Raúl, el personaje principal de esta historia, encarna el dolor de quien ha sido desplazado por un sistema que no siempre valora la experiencia ni la calidez del oficio. Sin embargo, lo que lo hace entrañable es eso: su vulnerabilidad emocional. Se disfraza de serenidad para enfrentar un mundo que lo intimida, pero su cuerpo habla: sus manos húmedas, sus suspiros, su silencio.

Raúl no reprime sus emociones: las habita. Las cebollas que solía pelar no solo representan su pasado culinario, sino también ese permiso de llorar sin justificación racional. Y es que, muchas veces, las lágrimas no brotan sólo por irritación ocular, sino por el alma removida. Esta capacidad de reconocer lo que sentimos es el primer paso para procesarlo de forma saludable y un signo de inteligencia emocional.
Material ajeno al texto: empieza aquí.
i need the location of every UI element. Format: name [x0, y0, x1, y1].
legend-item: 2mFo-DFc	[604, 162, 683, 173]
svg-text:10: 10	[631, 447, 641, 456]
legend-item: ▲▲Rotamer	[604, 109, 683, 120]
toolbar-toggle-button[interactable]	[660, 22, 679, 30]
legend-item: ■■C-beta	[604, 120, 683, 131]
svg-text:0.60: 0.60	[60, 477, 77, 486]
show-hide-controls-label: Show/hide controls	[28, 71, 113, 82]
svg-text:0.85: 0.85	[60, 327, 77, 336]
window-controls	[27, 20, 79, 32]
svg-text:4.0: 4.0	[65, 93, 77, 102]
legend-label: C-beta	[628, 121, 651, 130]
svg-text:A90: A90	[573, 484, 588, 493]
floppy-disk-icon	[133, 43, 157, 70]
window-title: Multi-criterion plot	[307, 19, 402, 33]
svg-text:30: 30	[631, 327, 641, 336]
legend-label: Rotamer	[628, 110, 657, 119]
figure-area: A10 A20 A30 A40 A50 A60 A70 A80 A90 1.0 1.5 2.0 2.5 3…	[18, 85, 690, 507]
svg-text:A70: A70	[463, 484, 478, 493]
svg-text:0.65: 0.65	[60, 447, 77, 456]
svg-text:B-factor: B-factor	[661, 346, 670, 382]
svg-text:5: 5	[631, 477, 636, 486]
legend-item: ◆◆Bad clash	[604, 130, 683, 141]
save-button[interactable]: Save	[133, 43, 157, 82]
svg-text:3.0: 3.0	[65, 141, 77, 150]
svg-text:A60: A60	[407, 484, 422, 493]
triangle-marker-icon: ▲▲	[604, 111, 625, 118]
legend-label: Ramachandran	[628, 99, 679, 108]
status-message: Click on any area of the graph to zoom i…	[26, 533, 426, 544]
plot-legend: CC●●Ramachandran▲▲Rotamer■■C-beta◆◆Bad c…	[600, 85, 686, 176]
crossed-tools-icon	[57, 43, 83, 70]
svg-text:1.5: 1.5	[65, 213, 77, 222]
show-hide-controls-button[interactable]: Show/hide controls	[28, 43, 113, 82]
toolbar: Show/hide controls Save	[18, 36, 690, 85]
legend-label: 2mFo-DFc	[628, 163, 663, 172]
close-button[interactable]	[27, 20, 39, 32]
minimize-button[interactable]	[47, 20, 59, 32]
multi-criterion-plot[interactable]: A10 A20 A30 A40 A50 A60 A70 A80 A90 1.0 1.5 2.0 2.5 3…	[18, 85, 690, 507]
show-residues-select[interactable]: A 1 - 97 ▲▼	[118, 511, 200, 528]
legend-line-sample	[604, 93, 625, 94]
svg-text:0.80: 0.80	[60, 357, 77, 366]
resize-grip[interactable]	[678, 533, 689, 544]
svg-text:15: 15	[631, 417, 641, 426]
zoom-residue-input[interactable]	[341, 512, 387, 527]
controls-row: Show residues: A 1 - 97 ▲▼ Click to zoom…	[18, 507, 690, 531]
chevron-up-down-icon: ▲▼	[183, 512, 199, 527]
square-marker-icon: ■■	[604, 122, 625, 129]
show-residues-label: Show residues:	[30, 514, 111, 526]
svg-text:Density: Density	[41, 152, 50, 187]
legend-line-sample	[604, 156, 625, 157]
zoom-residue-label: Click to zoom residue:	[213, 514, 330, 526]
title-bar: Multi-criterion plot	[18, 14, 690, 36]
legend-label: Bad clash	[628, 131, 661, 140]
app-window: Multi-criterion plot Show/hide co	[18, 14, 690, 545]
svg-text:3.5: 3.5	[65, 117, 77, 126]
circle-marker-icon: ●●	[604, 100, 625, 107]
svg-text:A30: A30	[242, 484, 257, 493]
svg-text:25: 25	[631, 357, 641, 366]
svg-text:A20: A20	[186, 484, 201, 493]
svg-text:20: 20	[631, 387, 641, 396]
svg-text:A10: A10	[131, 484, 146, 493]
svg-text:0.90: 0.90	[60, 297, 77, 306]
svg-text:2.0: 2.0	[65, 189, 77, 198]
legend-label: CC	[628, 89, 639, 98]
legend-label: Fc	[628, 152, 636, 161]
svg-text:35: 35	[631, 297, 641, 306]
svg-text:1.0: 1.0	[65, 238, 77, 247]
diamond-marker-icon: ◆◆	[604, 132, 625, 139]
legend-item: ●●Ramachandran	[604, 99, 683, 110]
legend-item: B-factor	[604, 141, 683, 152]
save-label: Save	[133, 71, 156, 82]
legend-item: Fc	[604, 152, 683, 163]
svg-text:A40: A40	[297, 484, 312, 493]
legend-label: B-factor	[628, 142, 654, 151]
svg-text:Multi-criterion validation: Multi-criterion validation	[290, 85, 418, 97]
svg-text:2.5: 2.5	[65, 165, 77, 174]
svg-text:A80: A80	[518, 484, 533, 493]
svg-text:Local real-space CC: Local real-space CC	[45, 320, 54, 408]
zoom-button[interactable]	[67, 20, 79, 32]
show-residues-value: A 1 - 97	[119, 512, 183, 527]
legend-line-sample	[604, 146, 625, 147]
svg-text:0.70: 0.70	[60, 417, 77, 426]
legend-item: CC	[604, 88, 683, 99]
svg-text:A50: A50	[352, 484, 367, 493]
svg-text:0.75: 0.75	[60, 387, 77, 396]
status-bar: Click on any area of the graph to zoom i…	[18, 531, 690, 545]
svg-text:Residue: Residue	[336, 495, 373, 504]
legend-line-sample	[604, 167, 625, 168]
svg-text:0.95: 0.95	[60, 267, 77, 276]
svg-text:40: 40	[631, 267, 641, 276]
El reencuentro con Ramón, su amigo de infancia, introduce otra dimensión: la memoria afectiva como refugio y motor. La añoranza compartida despierta algo vital en Raúl. La tristeza no desaparece, se transforma: da lugar a una posibilidad. No es casual que el novedoso proyecto —una carnicería junto a ese viejo amigo— surja justo después de dicha coincidencia. Las emociones, cuando se reconocen y se integran, permiten construir sentido incluso en medio de las pérdidas.

Escribí este cuento como una invitación a escuchar nuestras emociones, a respetarlas (sin subestimarlas en el absurdo intento de controlar lo que sentimos) y a leerlas con honestidad, intuyendo que tal vez sean ellas quienes, llegado el caso, nos señalen la oportunidad de volver a florecer.